Yesterday was our first day across and in our enthusiasm we may have over done it a bit. We first visited the two sites on Floeberg Beach, where first in 1905 and again in 1908 members of Peary’s expeditions constructed workshops and homes. Eager to get a sense of the area, we continued down the beach to the site where George Nares of the Royal Navy  overwintered with his ship Alert in 1875-76 Everywhere we went there were tantalizing glimpses of historic cairns. we couldn’t resist, so headed toward them. Cairns of course, are typically placed on high points of land where they will be visible from a great distance.

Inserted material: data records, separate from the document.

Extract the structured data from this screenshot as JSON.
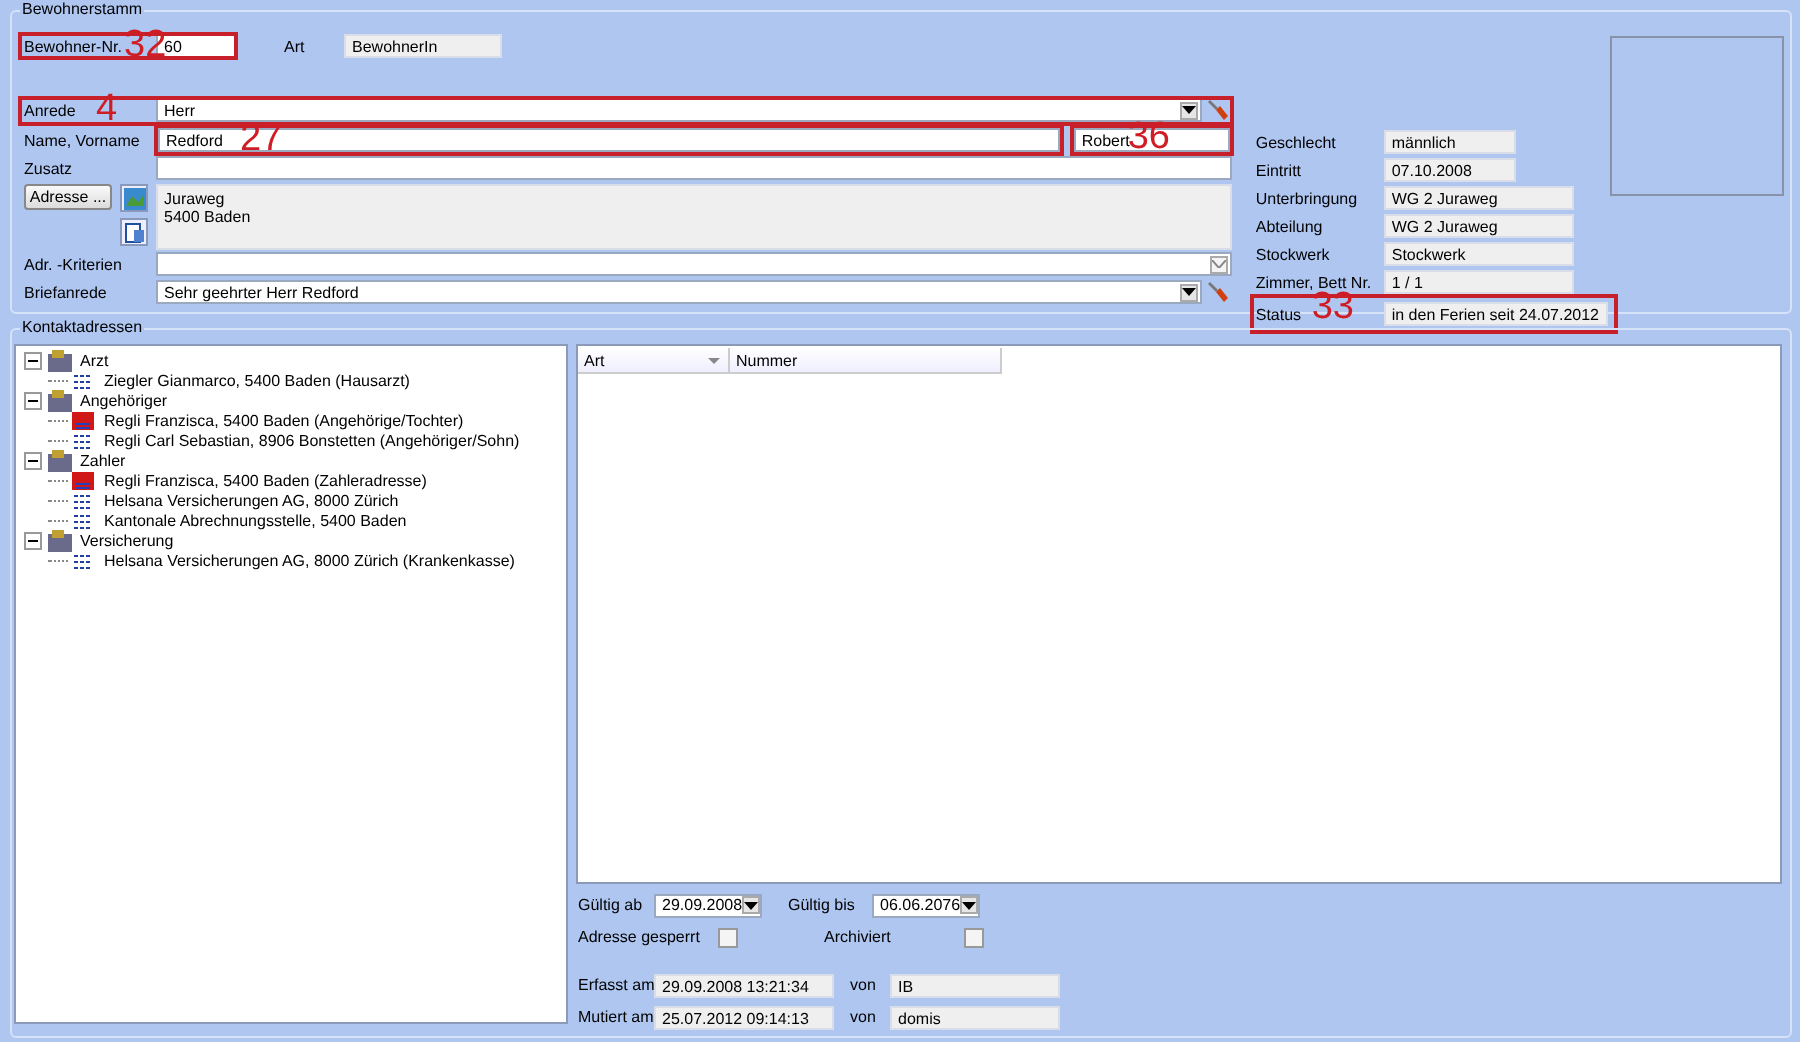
{
  "stammdaten": {
    "title": "Bewohnerstamm",
    "bewohner_nr": {
      "label": "Bewohner-Nr.",
      "value": "60",
      "callout": "32"
    },
    "art": {
      "label": "Art",
      "value": "BewohnerIn"
    },
    "anrede": {
      "label": "Anrede",
      "value": "Herr",
      "callout": "4"
    },
    "name": {
      "label": "Name, Vorname",
      "value": "Redford",
      "callout": "27"
    },
    "vorname": {
      "value": "Robert",
      "callout": "36"
    },
    "zusatz": {
      "label": "Zusatz"
    },
    "adresse_button": "Adresse ...",
    "address_lines": [
      "Juraweg",
      "5400 Baden"
    ],
    "adr_kriterien": {
      "label": "Adr. -Kriterien"
    },
    "briefanrede": {
      "label": "Briefanrede",
      "value": "Sehr geehrter Herr Redford"
    },
    "details": [
      {
        "label": "Geschlecht",
        "value": "männlich",
        "kind": "short"
      },
      {
        "label": "Eintritt",
        "value": "07.10.2008",
        "kind": "short"
      },
      {
        "label": "Unterbringung",
        "value": "WG 2 Juraweg",
        "kind": "long"
      },
      {
        "label": "Abteilung",
        "value": "WG 2 Juraweg",
        "kind": "long"
      },
      {
        "label": "Stockwerk",
        "value": "Stockwerk",
        "kind": "long"
      },
      {
        "label": "Zimmer, Bett Nr.",
        "value": "1 / 1",
        "kind": "long"
      },
      {
        "label": "Status",
        "value": "in den Ferien seit 24.07.2012",
        "kind": "long",
        "callout": "33"
      }
    ]
  },
  "kontaktadressen": {
    "title": "Kontaktadressen",
    "tree": [
      {
        "label": "Arzt",
        "expanded": true,
        "children": [
          {
            "label": "Ziegler Gianmarco, 5400 Baden (Hausarzt)",
            "kind": "other"
          }
        ]
      },
      {
        "label": "Angehöriger",
        "expanded": true,
        "children": [
          {
            "label": "Regli Franzisca, 5400 Baden (Angehörige/Tochter)",
            "kind": "main"
          },
          {
            "label": "Regli Carl Sebastian, 8906 Bonstetten (Angehöriger/Sohn)",
            "kind": "other"
          }
        ]
      },
      {
        "label": "Zahler",
        "expanded": true,
        "children": [
          {
            "label": "Regli Franzisca, 5400 Baden (Zahleradresse)",
            "kind": "main"
          },
          {
            "label": "Helsana Versicherungen AG, 8000 Zürich",
            "kind": "other"
          },
          {
            "label": "Kantonale Abrechnungsstelle, 5400 Baden",
            "kind": "other"
          }
        ]
      },
      {
        "label": "Versicherung",
        "expanded": true,
        "children": [
          {
            "label": "Helsana Versicherungen AG, 8000 Zürich (Krankenkasse)",
            "kind": "other"
          }
        ]
      }
    ],
    "list_columns": [
      "Art",
      "Nummer"
    ],
    "gueltig_ab": {
      "label": "Gültig ab",
      "value": "29.09.2008"
    },
    "gueltig_bis": {
      "label": "Gültig bis",
      "value": "06.06.2076"
    },
    "adresse_gesperrt": {
      "label": "Adresse gesperrt",
      "checked": false
    },
    "archiviert": {
      "label": "Archiviert",
      "checked": false
    },
    "erfasst": {
      "label": "Erfasst am",
      "value": "29.09.2008 13:21:34",
      "von_label": "von",
      "von": "IB"
    },
    "mutiert": {
      "label": "Mutiert am",
      "value": "25.07.2012 09:14:13",
      "von_label": "von",
      "von": "domis"
    }
  }
}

We first reached the Alert’s cairn, after a long climb over alternately hummocky tundra and jagged rocks.  The view is indeed spectacular, with rubble ice as far as we could see. From there it was a relatively short jaunt to the Roosevelt cairn, built in the spring of 1906. There we found a canister with a notebook and surprisingly functional pen, which had been placed there in 1985 for visitors to record their names and comments.

Our last goal was the memorial cairn for one of Peary’s assistants, Ross Marvin, the only casualty of the 1908-09 expedition. Standing at the Roosevelt cairn it was hidden from view, but having looked at it frequently from our camp, we had a good idea where it was and headed down toward it. It was touching to visit the monument with a plaque lovingly created by George Wardwell, the Roosevelt’s chief engineer. It is also the only historic site in the vicinity with modern marker identifying it as a historic site not to be disturbed.

It was a long and gratifying day, but the 12 or more kilometers and long climbs have taken their toll. We got in another good day’s work today, mapping sites and recording the variety of objects left behind in 1909.